As of March 31, GE ranked second in loans under $100 million with $871 million, according to Thomson Reuters Loan Pricing Corp. GE Capital led the pack in deal volume, with 22 transactions. In the year-ago period, GE ranked seventh with $503 million in loans and nine transactions.

In a sign that big banks are pulling back from the business, J.P. Morgan sank to No. 7 with $411 million in loans under $100 million in the first quarter, down from No. 1 with $1.4 billion in loans in the year-ago quarter.

Unlike a private equity firm that typically owns a portfolio company for three to five years, CPPIB runs a $216 billion pension with an objective of driving returns over decades.

“As buyers, CPPIB really likes consistent cash flow businesses because they’re supporting a pension,” said BB&T’s Tyson. “They’re willing to maybe value those cash flow streams … at a higher implied value than other players in the market.”

Wells Fargo analyst Jonathan Bock said CPPIB’s purchase price for Antares implies a premium of $600 million on the book value of the business and its loans. 

Adam Vigna, managing director and head of principal credit investment for CPPIB, said the pension sees Antares as a large, scalable and growing opportunity in the largest single player in middle-market loans.

“While middle-market credits are smaller, they tend to offer attractive returns, deeper access to, and familiarity with borrowers for more in-depth due diligence and tend to have ‘stickier’ relationships over the long term,” Vigna said in an email.

‘Very competitive’

CPPIB stepped up rapidly to buy Antares after concluding it would be unable to efficiently replicate or build without purchasing an existing platform, Vigna said.

Antares Capital will be run as a standalone business under its current leadership of David Brackett and John Martin, managing directors of the Chicago-based lender.

CPPIB’s strong debt rating and well-capitalized balance sheet will allow Antares to offer “very competitive” pricing on loans, Brackett and Martin said. 

Antares holds a book of more than 400 loans, but more importantly, the firm offers a deep bench of experience in originating middle-market deal flow in the leveraged loan market, Bracket and Martin said.

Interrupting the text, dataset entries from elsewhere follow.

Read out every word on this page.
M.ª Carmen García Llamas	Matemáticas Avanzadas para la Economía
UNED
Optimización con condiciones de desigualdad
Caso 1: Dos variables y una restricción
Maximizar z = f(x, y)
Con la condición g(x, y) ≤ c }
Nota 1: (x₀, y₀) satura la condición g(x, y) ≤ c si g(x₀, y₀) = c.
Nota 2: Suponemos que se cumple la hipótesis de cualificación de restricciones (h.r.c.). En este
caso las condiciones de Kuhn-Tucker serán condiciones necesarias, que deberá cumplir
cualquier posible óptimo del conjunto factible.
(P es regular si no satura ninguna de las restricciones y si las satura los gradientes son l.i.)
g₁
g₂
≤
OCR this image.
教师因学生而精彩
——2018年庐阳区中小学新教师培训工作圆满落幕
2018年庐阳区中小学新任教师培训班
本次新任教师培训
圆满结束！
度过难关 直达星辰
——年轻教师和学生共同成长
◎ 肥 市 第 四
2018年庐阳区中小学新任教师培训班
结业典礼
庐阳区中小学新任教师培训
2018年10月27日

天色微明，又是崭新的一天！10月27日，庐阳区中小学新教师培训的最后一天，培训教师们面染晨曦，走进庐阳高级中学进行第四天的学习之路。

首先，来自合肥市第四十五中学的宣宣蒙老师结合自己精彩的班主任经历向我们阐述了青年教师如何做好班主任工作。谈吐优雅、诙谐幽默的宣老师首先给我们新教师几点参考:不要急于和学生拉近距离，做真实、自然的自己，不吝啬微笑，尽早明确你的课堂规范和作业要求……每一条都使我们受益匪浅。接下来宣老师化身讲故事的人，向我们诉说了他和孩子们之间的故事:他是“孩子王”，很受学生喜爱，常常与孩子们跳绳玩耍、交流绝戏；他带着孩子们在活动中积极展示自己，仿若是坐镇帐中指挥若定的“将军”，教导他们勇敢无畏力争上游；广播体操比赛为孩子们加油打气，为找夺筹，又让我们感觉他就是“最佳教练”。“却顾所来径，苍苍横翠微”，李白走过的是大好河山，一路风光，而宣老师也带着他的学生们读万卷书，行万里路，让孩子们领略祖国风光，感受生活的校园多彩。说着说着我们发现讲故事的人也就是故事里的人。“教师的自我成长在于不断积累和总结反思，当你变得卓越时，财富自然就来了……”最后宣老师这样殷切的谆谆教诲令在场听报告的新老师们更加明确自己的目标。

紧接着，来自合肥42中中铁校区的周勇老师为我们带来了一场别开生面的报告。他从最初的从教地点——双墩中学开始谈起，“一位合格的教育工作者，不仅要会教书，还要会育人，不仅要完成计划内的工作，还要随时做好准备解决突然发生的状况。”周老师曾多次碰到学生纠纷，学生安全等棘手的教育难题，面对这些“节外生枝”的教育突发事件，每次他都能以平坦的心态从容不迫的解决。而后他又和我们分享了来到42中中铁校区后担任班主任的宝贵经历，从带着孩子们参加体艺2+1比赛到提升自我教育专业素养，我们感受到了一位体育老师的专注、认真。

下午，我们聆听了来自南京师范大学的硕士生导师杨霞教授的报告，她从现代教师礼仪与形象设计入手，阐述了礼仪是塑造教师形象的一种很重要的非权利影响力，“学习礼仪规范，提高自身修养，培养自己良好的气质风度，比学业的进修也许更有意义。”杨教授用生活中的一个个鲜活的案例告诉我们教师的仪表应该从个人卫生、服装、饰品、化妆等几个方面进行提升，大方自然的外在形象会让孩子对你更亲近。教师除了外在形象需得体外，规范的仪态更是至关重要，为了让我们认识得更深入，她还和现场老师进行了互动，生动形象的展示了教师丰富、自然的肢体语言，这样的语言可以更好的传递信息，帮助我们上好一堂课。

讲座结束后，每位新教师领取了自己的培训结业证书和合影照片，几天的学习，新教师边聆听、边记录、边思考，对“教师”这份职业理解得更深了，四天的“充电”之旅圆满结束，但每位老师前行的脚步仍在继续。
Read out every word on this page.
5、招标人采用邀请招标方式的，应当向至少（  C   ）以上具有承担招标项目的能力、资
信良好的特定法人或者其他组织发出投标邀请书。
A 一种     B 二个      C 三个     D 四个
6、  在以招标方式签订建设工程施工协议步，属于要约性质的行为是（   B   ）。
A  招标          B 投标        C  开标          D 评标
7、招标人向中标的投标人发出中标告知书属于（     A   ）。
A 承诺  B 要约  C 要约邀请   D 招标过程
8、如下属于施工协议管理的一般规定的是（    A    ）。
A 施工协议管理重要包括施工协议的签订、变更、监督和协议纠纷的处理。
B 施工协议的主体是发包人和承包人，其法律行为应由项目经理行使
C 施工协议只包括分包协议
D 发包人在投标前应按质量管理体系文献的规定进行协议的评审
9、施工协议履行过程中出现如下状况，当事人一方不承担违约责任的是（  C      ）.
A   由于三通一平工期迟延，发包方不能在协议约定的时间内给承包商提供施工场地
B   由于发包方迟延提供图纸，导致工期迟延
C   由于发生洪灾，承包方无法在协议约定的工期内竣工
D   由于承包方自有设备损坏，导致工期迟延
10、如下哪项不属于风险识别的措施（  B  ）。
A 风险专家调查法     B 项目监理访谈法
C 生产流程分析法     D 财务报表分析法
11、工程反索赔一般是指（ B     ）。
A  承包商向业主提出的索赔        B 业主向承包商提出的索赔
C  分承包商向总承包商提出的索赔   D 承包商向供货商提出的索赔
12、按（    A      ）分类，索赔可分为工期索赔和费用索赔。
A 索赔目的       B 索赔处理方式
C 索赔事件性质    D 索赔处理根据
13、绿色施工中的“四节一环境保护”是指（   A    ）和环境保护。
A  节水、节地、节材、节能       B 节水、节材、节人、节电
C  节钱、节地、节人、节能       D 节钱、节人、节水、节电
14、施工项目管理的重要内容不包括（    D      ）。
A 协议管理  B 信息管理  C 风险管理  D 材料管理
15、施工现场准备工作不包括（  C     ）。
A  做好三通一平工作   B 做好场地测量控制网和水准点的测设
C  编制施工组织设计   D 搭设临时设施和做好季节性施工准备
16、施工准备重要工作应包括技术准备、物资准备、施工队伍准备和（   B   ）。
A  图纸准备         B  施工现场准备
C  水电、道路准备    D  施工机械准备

“There was certainly a sense that we were best positioned if we would move quickly in identifying a new buyer,” Martin said.

Brackett said the Antares sale drew an “almost overwhelming” level of interest.

“What that told us was the the ability or investors to be able to participate in the kind of credit we originate was very high,” Brackett said. “It’s viewed as a very attractive place to invest in the current marketplace.”